Thirdly: an established set of social relations of building provision is falling to bits, notably the leasehold system. This has been subject to criticism and half-hearted reform for decades but is crumbling now after being ruthlessly exploited by housebuilding firms to extract additional profit. The last straw has stemmed from the Grenfell Tower disaster, following which tens of thousands of apartment leaseholders now find themselves unable to sell and move without certificates of fire safety (which are obtainable only with long delays, if at all) and often confronting enormous costs for remediation and other fire protection works. Leaseholds are being further discredited by the exposure of the exploitative character of part-buy part-rent, a device used to provide what appears to be an entry to home-ownership but actually is misleading and unfair to those who take it up, valuable to the cash flow of housing providers who receive the initial payments sell while offloading their maintenance costs and risks . The state is no longer guaranteeing and overseeing the operation of market exchange.

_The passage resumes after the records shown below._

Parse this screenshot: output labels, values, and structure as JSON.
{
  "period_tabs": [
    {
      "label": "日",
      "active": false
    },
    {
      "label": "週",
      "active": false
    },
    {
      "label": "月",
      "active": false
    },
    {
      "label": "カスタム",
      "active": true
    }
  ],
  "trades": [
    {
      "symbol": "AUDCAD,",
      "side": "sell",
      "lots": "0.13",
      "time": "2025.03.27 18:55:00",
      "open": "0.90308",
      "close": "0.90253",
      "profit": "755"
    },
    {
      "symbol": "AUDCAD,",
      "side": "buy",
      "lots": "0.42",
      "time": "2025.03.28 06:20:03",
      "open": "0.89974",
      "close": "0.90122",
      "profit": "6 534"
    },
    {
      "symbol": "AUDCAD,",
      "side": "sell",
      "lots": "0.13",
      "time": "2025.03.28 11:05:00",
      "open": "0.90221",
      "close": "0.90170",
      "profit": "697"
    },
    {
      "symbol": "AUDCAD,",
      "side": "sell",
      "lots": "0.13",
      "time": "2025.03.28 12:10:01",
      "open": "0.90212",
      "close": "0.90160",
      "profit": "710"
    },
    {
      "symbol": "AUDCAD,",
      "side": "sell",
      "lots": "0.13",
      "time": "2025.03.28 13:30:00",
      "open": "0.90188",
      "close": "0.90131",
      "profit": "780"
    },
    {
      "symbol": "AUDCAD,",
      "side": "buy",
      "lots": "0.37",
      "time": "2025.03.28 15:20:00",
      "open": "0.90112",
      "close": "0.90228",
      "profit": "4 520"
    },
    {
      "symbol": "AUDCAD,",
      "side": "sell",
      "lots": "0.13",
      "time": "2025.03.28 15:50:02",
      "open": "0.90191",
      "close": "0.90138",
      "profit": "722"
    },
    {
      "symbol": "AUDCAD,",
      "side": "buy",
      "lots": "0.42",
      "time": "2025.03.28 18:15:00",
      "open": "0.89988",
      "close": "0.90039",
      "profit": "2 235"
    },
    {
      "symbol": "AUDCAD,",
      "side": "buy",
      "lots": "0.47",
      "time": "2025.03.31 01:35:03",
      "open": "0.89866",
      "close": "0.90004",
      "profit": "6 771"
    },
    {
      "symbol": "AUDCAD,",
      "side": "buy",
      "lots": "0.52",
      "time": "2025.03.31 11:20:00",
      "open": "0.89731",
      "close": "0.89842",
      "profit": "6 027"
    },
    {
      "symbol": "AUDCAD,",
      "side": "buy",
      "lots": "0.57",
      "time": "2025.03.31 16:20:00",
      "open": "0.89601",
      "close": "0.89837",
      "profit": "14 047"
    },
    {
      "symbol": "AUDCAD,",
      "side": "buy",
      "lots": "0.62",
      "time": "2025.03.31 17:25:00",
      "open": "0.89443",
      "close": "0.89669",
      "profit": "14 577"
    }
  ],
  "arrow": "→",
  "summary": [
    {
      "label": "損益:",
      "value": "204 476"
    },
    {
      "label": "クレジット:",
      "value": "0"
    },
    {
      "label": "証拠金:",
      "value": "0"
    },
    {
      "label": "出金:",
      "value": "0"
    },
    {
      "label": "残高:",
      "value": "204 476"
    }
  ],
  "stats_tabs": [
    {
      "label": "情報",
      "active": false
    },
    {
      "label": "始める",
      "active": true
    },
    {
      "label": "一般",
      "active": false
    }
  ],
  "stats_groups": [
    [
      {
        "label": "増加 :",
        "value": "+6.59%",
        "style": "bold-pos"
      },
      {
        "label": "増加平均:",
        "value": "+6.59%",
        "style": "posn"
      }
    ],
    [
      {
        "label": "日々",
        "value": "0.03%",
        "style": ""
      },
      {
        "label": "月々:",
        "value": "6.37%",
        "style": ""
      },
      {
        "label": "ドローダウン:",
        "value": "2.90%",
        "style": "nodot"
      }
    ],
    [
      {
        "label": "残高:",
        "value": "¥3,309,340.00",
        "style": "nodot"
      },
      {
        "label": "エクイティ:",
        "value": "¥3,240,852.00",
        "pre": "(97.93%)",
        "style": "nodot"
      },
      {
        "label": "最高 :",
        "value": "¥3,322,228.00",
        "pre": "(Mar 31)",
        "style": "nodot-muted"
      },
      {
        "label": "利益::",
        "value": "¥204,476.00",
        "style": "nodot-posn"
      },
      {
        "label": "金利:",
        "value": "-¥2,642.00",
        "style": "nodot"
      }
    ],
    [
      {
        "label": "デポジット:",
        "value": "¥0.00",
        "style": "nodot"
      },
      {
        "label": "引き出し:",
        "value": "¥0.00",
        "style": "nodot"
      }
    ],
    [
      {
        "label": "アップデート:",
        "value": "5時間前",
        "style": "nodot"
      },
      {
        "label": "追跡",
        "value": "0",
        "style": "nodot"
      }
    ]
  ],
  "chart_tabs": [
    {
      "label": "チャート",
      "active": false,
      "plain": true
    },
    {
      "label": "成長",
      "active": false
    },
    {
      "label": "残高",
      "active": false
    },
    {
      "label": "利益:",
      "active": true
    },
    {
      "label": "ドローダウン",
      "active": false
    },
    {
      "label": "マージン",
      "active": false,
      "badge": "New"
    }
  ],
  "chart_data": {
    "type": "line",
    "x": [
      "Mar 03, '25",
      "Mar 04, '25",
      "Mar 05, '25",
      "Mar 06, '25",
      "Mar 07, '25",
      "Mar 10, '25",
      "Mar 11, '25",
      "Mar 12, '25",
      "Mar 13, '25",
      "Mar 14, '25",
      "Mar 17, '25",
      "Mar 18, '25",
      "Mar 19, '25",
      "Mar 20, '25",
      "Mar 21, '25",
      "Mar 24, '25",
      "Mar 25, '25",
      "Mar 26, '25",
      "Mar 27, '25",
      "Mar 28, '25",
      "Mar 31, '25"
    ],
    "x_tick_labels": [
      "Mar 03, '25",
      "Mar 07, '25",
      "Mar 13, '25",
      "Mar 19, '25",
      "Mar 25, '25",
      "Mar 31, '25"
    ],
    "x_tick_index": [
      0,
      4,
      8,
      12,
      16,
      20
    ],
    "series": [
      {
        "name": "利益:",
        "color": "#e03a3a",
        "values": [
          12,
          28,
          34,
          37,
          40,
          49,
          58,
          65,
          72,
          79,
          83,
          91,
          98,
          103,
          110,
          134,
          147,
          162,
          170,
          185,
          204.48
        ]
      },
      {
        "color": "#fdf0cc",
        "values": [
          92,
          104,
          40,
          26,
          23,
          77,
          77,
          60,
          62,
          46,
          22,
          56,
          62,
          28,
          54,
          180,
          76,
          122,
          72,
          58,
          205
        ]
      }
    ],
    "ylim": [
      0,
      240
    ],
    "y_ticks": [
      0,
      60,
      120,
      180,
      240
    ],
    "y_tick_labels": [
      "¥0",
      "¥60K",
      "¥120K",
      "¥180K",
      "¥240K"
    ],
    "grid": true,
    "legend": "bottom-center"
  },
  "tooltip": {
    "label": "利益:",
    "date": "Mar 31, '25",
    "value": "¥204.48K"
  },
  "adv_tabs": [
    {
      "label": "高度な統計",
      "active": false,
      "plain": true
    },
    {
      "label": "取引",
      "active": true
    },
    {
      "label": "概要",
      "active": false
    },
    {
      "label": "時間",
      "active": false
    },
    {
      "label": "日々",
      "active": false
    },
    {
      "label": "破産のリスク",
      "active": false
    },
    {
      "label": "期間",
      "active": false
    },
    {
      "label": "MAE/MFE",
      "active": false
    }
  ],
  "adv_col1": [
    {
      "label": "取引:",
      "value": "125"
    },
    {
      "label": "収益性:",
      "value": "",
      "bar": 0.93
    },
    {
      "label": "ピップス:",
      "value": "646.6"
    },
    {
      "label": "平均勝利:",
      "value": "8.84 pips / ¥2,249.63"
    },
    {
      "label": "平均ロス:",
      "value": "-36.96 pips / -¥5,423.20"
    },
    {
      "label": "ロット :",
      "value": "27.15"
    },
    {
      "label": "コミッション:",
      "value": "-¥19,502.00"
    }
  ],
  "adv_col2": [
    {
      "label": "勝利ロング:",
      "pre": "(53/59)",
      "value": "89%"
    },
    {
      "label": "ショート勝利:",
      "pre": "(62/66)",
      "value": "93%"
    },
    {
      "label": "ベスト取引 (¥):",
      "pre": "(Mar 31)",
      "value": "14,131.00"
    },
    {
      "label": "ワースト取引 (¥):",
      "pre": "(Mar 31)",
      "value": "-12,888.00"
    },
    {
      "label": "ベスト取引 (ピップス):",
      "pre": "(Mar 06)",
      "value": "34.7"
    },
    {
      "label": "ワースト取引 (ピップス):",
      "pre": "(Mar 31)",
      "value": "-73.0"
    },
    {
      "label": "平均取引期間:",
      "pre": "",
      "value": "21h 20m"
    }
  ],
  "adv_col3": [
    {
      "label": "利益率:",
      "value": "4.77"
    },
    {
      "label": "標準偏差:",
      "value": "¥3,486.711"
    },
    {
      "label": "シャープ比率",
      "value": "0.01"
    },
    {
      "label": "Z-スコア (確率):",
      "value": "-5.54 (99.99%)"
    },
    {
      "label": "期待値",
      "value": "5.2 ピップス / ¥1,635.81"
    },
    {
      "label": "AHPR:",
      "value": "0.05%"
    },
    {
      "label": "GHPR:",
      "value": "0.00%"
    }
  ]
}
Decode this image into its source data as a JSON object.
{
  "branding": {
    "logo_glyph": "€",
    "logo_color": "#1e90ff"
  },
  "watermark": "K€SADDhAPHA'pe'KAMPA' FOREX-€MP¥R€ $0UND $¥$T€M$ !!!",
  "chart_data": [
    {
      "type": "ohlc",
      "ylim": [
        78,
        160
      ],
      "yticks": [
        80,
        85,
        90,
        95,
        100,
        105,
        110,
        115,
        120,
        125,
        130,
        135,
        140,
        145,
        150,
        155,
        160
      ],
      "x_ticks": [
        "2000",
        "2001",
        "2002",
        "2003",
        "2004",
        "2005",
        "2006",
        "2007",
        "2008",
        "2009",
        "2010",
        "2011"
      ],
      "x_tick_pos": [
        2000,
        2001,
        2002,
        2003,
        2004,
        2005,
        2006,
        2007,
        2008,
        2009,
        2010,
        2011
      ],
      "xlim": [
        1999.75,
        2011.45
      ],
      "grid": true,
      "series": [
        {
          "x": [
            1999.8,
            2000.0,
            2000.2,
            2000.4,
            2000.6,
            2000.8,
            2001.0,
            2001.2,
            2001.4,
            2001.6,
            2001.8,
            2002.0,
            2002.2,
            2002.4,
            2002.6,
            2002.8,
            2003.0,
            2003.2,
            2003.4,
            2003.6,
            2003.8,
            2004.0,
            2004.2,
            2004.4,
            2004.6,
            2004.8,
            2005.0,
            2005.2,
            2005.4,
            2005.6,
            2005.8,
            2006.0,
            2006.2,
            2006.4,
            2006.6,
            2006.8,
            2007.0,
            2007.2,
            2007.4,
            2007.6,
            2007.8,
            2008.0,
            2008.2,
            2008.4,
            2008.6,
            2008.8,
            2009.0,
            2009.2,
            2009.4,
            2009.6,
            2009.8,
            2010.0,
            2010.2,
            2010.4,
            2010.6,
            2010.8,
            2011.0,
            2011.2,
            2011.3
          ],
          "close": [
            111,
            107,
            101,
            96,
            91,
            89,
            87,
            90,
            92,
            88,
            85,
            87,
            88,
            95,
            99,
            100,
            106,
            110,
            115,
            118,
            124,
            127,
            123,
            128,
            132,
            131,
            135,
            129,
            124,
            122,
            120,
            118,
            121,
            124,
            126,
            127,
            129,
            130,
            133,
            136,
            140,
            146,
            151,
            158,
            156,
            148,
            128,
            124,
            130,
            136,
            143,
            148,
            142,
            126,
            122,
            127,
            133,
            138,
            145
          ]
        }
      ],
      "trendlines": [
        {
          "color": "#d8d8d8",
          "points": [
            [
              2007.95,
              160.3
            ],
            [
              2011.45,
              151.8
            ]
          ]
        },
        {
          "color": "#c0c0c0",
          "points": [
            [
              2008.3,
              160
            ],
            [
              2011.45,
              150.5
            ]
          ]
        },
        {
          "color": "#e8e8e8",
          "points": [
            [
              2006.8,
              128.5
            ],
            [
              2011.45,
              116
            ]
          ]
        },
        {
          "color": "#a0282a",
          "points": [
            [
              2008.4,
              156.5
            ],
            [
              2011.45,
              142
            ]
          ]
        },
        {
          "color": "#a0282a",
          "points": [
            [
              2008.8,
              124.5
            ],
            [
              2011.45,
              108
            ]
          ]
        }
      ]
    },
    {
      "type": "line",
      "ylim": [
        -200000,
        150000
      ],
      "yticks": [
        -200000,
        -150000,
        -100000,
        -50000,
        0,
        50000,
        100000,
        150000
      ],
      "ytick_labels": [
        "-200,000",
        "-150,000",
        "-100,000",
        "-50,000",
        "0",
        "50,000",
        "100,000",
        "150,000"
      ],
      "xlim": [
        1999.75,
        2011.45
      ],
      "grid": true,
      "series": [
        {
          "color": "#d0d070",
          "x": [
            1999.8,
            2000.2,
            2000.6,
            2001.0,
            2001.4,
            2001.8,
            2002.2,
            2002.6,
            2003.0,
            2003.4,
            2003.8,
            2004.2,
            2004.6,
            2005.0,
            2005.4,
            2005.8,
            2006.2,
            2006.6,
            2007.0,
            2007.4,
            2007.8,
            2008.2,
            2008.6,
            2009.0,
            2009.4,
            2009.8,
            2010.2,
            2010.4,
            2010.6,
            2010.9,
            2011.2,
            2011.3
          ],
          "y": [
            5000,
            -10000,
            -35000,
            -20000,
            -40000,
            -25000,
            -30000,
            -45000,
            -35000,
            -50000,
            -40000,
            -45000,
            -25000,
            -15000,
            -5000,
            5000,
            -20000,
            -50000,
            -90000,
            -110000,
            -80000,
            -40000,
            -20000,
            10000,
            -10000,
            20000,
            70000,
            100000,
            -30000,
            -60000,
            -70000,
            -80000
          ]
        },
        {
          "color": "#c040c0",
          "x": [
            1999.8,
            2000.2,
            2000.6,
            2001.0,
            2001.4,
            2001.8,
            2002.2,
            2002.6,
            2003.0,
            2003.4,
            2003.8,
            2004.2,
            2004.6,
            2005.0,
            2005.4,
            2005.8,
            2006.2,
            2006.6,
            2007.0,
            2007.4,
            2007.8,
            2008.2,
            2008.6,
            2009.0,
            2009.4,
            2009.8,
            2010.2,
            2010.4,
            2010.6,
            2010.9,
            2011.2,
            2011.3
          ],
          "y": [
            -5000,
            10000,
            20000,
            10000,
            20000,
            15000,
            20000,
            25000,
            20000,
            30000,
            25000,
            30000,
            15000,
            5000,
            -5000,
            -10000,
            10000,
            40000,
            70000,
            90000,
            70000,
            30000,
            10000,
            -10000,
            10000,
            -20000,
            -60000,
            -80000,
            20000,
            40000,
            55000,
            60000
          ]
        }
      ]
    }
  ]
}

Relations of building provision are changing elsewhere too: institutional owners of commercial properties, especially shops and restaurants, are able to collect only part of the rent due from their corporate tenants because Covid19 closures have enormously amplified the decline of physical retailing and catering. The landlords are having to put up with this but, unless tenants get much better organised, there is no equivalent shift for housing rentals and, like most places in the world, we expect surges of evictions. Meanwhile a completely new (for England) form of housing provision has invented itself: Build-to-Rent (BtR), effectively a new use class negotiated between interested parties and the state (and GLA) to construct entire blocks of middle-market flats to rent, with exemption from the normal requirement to provide “affordable” dwellings as part of their schemes.

These are not issues on which I am planning to start or undertake research myself. This is all an ‘exit strategy’ in which I’d like to become more and more retired. So it is an attempt to interest others in picking up and developing, or challenging, this agenda. Feel free to use this stuff as you wish. Just make sure to keep us/me informed.